Deep Purple designate their different line-ups as Mk I, II, III etc. This is the second album from Vandenberg’s MoonKings project and he’s called it Mk II.
And Mk II is full of more basic hallmarks of hard rock: a soaring vocalist in Jan Hoving, showy, acrobatic playing, solos, songs about angels in black and fires, handling the heat and what doesn’t kill you making you stronger.
For listeners who find these structures too confining, nothing I say in this review will convince you to take Mk II seriously.
So I guess we’ll leave you here.
Anyone hanging around?
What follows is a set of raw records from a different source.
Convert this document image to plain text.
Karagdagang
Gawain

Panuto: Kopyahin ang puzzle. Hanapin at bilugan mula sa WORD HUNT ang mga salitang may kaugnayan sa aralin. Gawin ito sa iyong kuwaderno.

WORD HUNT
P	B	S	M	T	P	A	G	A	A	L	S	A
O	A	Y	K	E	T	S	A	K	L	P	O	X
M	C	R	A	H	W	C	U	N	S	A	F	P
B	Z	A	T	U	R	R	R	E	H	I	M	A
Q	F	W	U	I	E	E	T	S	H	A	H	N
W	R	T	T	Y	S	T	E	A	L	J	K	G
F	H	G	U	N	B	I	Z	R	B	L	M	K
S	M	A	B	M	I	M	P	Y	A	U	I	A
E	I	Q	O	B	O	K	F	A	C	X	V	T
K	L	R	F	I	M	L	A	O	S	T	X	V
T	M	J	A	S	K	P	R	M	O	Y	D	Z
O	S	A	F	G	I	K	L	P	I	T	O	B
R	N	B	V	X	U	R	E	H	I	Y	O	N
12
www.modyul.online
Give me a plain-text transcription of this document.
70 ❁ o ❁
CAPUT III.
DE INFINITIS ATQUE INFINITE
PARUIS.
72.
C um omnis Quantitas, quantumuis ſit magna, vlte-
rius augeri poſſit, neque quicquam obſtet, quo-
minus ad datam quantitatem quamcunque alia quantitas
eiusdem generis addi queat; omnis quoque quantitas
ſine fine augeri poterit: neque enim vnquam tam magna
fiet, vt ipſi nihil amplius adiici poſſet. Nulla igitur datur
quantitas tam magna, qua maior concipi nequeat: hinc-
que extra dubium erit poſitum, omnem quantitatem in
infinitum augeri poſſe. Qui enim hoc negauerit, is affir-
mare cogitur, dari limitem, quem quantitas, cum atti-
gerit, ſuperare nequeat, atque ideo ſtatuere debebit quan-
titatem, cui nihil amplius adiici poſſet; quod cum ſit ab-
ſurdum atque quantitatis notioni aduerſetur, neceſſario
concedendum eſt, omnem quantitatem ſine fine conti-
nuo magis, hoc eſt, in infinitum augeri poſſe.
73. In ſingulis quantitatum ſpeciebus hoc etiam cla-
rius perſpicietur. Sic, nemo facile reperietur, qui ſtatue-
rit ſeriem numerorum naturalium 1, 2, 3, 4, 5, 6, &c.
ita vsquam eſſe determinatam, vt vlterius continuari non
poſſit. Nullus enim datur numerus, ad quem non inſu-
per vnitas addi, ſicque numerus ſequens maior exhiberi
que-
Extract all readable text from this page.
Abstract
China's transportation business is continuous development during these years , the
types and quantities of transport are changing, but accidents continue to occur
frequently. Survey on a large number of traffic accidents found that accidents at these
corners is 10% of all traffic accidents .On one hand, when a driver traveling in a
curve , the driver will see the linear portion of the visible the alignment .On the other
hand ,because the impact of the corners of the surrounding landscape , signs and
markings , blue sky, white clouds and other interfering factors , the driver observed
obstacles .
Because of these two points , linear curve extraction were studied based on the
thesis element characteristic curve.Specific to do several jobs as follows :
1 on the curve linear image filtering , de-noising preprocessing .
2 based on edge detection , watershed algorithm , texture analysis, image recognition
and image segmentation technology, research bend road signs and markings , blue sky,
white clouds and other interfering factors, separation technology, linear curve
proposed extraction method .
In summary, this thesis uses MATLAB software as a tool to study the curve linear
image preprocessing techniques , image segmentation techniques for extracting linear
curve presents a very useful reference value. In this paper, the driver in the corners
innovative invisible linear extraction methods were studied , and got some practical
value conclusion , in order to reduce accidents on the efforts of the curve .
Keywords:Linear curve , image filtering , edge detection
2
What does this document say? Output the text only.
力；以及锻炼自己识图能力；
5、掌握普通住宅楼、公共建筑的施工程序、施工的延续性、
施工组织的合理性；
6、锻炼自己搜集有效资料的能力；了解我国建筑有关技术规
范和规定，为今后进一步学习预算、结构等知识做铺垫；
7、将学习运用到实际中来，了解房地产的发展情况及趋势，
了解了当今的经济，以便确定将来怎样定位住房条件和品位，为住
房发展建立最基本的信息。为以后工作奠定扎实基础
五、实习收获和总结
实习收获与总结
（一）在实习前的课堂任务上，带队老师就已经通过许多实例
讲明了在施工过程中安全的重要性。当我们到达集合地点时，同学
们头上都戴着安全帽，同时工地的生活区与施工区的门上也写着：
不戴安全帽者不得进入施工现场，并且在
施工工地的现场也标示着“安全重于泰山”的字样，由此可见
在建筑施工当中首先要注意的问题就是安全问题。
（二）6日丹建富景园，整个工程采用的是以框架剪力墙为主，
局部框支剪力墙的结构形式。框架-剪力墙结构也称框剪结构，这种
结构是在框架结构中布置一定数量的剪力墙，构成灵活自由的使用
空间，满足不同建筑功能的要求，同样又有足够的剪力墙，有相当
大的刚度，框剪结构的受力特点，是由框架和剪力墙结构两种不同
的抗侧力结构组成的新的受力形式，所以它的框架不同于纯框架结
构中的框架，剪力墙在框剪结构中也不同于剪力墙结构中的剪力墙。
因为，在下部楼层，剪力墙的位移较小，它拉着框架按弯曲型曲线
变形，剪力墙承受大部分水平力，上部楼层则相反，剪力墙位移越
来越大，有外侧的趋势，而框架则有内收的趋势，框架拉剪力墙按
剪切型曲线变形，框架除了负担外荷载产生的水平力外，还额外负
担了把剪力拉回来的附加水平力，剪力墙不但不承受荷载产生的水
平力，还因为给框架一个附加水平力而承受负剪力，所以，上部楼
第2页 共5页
OK. Here’s another modern trope-cum-cliché: in 1988 this album would have comfortably gone gold.
While the first Moonkings album boasted one stand-out track, Adrian himself chose three songs other than the alternative-universe hit on this one (“What Doesn’t Kill You”) when I had him on my podcast and each would have got airplay back when radio was worth listening to.
If the 64-year-old sees this as a solo project, he’s pretty good at hiding his intentions – the focus here is the songs and Vandenberg himself is happy to play a subservient role to them.
Actually, if anything this is a bass-heavy album with Sem Christoffel’s playing driving the whole album.

“Tightrope” is a riffy opener that starts off like AC/DC’s “Walk All Over You” and then chugs along sleazily, “Reputation” takes that tack even further, “Angel In Black” is prime cut Whitesnake with a big chorus and “The Fire” – with its lilting intro and Coverdale-perfect vocals – borders on the spectacular.
But we start to get a real impression of Mk II’s admirable refusal to acknowledge the last three decades with the cinematic “Walk Away” – in my opinion a better song that 1987‘s “Is This Love”.
Back into the bass-driven funk rock, then, for “All Or Nothing”. You know how some songs are “muso songs”, bound to impress for their chops? This is one of those.
The album’s highlight, however, is undoubtedly “What Doesn’t Kill You”. This is the sort of composition that used to get people yachts and private jets – arena perfection from the strings to the keys to the best chorus this side of “Livin’ On A Prayer” to the actual sentiment expressed which was one of the under-appreciated attractions of this form of music in the first place.
This song is a gleaming sliver of what we grew up on … or what saved us from ever really growing up.
We got back to Whitesnake’s sleazier moments for “Ready For The Taking”, “New Day” is the requisite wind-in-the-hair, top-down breezy anthem. “It ain’t easy trying to live free when you’re playing by the rules,” croons Jan.
Yes middle aged rockers actually play by the rules. That’s why they’re not dead.
“Hard Way” borrows a little from The Who and a cover of One Republic’s “Love Runs Out” is done so well, and originally, that I rather embarrassingly reviewed it as an MoonKings song in an earlier draft of this review.
Back to the pulsy bass-driven groove of “If You Can’t Handle The Heat” – full of jamming – to finish things off. If Mk II has a flaw, it’s that there might be one too many of these sorts of songs.
A dutch Whitesnake? Orangesnake? If the real Whitesnake puts out a record as good as this in the coming months, David Coverdale should be thrilled.